The onetime officer in charge of dogs took an unlucky step east of Mogilev; but when the battalion was transferred to the West, the tech sergeant, with limping yet lucky leg, deserted to the Allies. He was moved from one PW camp to the next and finally found peace in an English camp for antifascist prisoners, for along with the usual guardhouse peccadilloes the reason for his demotion was noted in his paybook. Shortly after, at a time when the Götterdämmerung recording was all ready to be put on, he and some like-minded companions organized a camp theater. On an improvised stage he, a professional actor, played leading roles in plays by German classical authors; a slightly limping Nathan the Wise and a teeth-grinding Gotz.
But the would-be assassin, who months before had concluded his experiments with bomb and brief case, couldn’t get himself admitted to a camp for antifascist prisoners of war. His attempt at assassination was also a failure, because he wasn’t a professional assassin, because in his inexperience he neglected to go the whole hog, because he decamped before his bomb had plainly said yes, and tried to save himself for great tasks after a successful assassination.

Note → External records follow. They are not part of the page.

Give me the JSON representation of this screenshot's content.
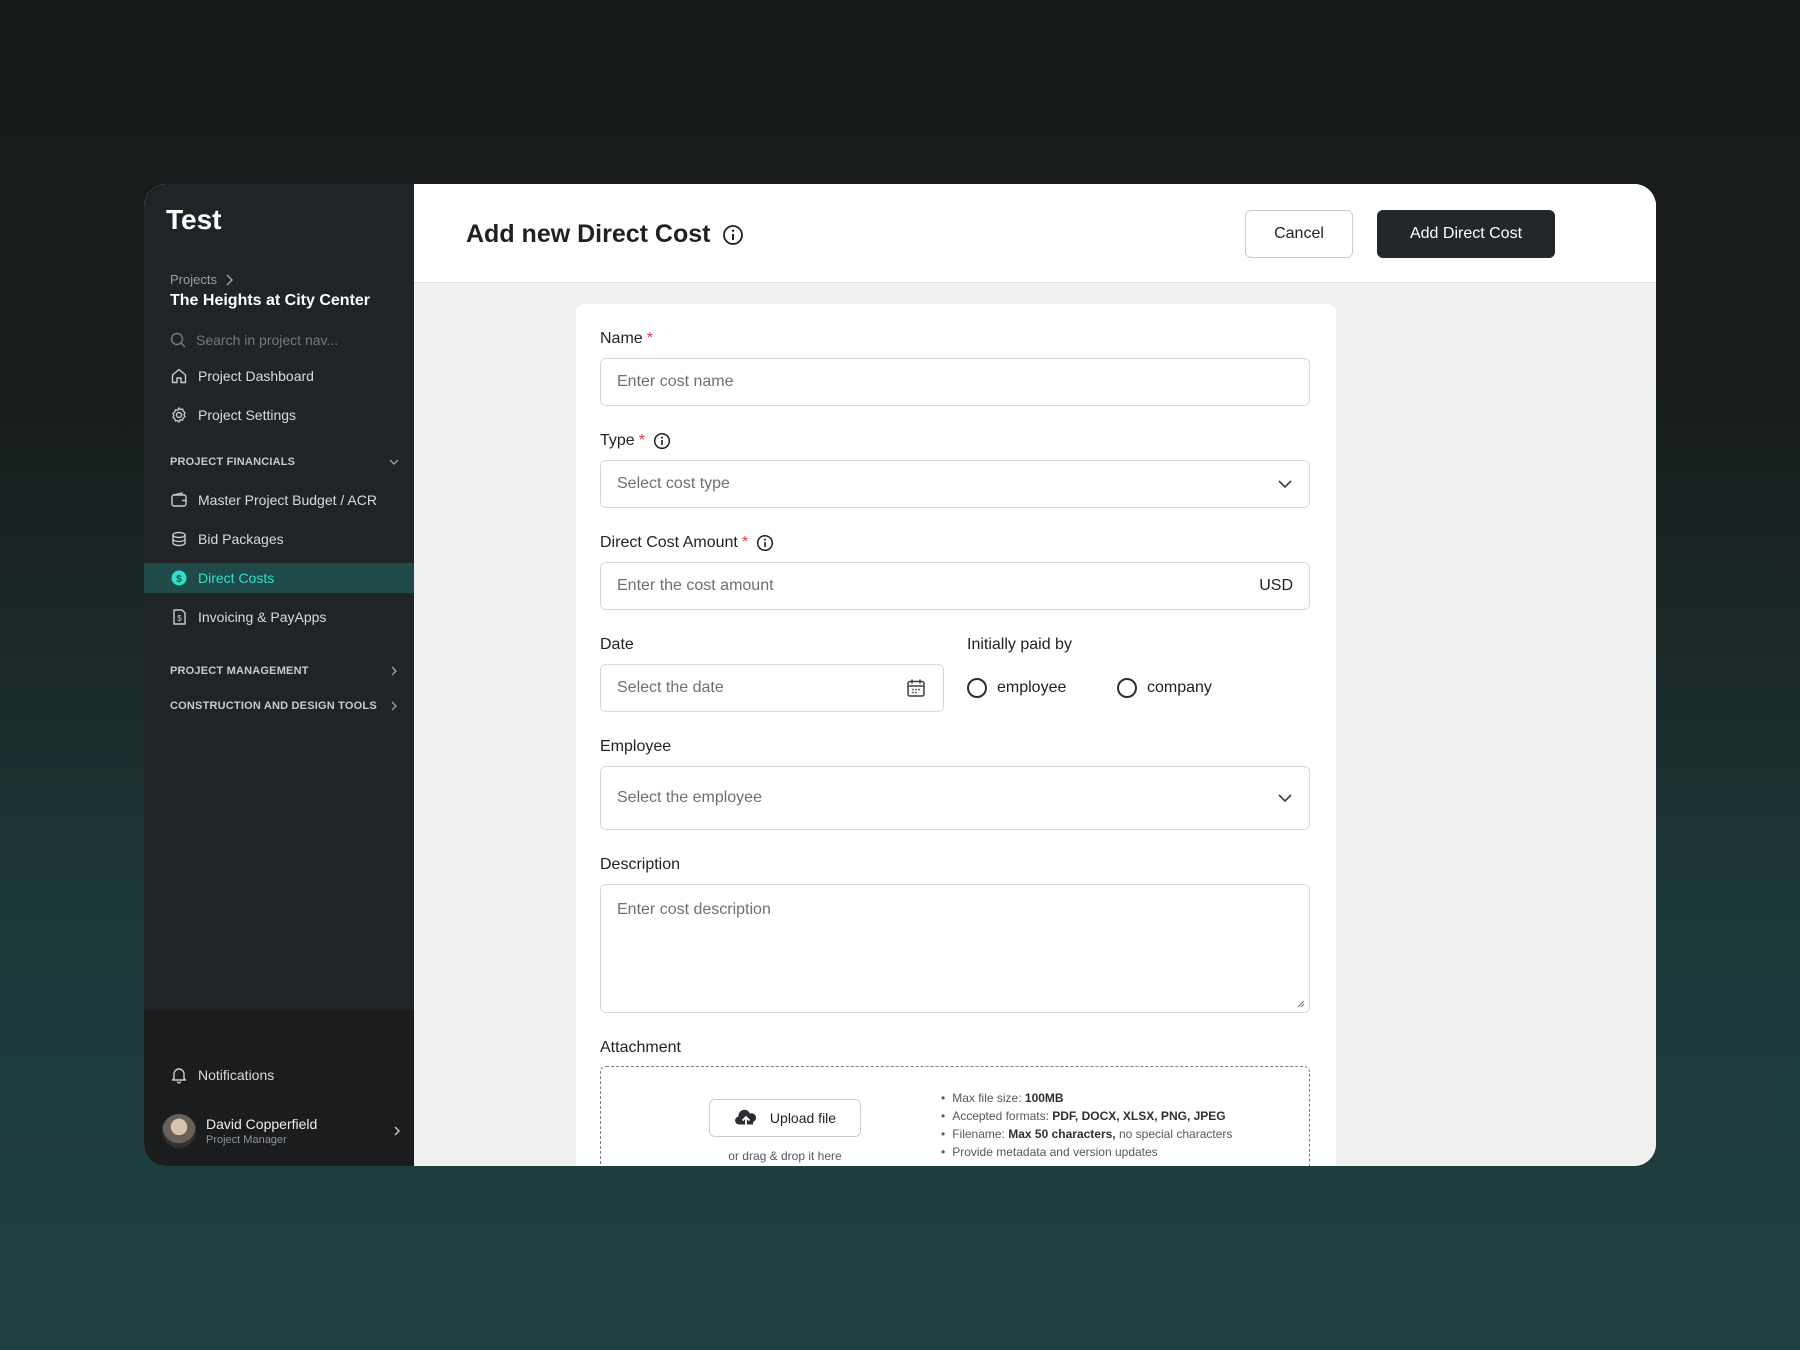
{
  "sidebar": {
    "brand": "Test",
    "breadcrumb": "Projects",
    "project_name": "The Heights at City Center",
    "search_placeholder": "Search in project nav...",
    "items": [
      {
        "label": "Project Dashboard",
        "icon": "home-icon"
      },
      {
        "label": "Project Settings",
        "icon": "gear-icon"
      }
    ],
    "financials": {
      "title": "PROJECT FINANCIALS",
      "items": [
        {
          "label": "Master Project Budget / ACR",
          "icon": "wallet-icon"
        },
        {
          "label": "Bid Packages",
          "icon": "coins-icon"
        },
        {
          "label": "Direct Costs",
          "icon": "dollar-circle-icon",
          "active": true
        },
        {
          "label": "Invoicing & PayApps",
          "icon": "invoice-icon"
        }
      ]
    },
    "sections": [
      "PROJECT MANAGEMENT",
      "CONSTRUCTION AND DESIGN TOOLS"
    ],
    "notifications_label": "Notifications",
    "user": {
      "name": "David Copperfield",
      "role": "Project Manager"
    },
    "active_color": "#2ee0c8"
  },
  "header": {
    "title": "Add new Direct Cost",
    "cancel_label": "Cancel",
    "submit_label": "Add Direct Cost"
  },
  "form": {
    "name": {
      "label": "Name",
      "required": "*",
      "placeholder": "Enter cost name"
    },
    "type": {
      "label": "Type",
      "required": "*",
      "placeholder": "Select cost type"
    },
    "amount": {
      "label": "Direct Cost Amount",
      "required": "*",
      "placeholder": "Enter the cost amount",
      "currency": "USD"
    },
    "date": {
      "label": "Date",
      "placeholder": "Select the date"
    },
    "paid_by": {
      "label": "Initially paid by",
      "options": [
        "employee",
        "company"
      ]
    },
    "employee": {
      "label": "Employee",
      "placeholder": "Select the employee"
    },
    "description": {
      "label": "Description",
      "placeholder": "Enter cost description"
    },
    "attachment": {
      "label": "Attachment",
      "upload_label": "Upload file",
      "drag_hint": "or drag & drop it here",
      "rules": [
        {
          "prefix": "Max file size: ",
          "bold": "100MB",
          "suffix": ""
        },
        {
          "prefix": "Accepted formats: ",
          "bold": "PDF, DOCX, XLSX, PNG, JPEG",
          "suffix": ""
        },
        {
          "prefix": "Filename: ",
          "bold": "Max 50 characters,",
          "suffix": " no special characters"
        },
        {
          "prefix": "Provide metadata and version updates",
          "bold": "",
          "suffix": ""
        }
      ]
    }
  }
}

There he stands between General Warlimont and Navy Captain Assmann as the Führer’s staff conference drags on, and can’t figure out where to put his brief case. A liaison officer of the Field Economic Office concludes his talk on the fuel question. Materials in short supply, such as rubber, nickel, bauxite, manganese, and wolfram are listed. The ball-bearing shortage is general. Somebody from the Foreign Office—is it Ambassador Hewel?—speculates on the situation in Japan now that the Tojo cabinet has resigned. Still the brief case has found no satisfactory resting place. The new alignment of the Tenth Army after the evacuation of Ancona, the fighting strength of the Fourteenth Army after the fall of Livorno are discussed. General Schmundt asks for the floor, but He does all the talking. Where to put the brief
case? A freshly arrived report creates animation in the group around the card table: the Americans have entered Saint-Lô! Hastily, before the Eastern front, the position around Bialystok for instance, can come up, action is taken: hapazardly the assassin puts the brief case with contents under the card table, on which lie the general staff maps with their complicated markings, around which Messrs. Jodl, Scherff, Schmundt, and Warlimont stand calmly or bob up and down on booted toes, around which the Führer’s black shepherd rambles restlessly, because his master, likewise restless, wants to stand now here now there, rejecting this, demanding that with hard knuckle, talking constantly, about those defective 152-millimeter howitzers, then a moment later about the excellent 210-millimeter Skoda howitzer. “Had all-round firing capacity; with the trailer mount removed, just the thing for coastal fortifications, Saint-Lô, for instance.” What a memory! Names, figures, distances pell-mell, and moving about the whole time, always with the dog at heel, all over the place except in the vicinity of the brief case at the feet of Generals Schmundt and Warlimont.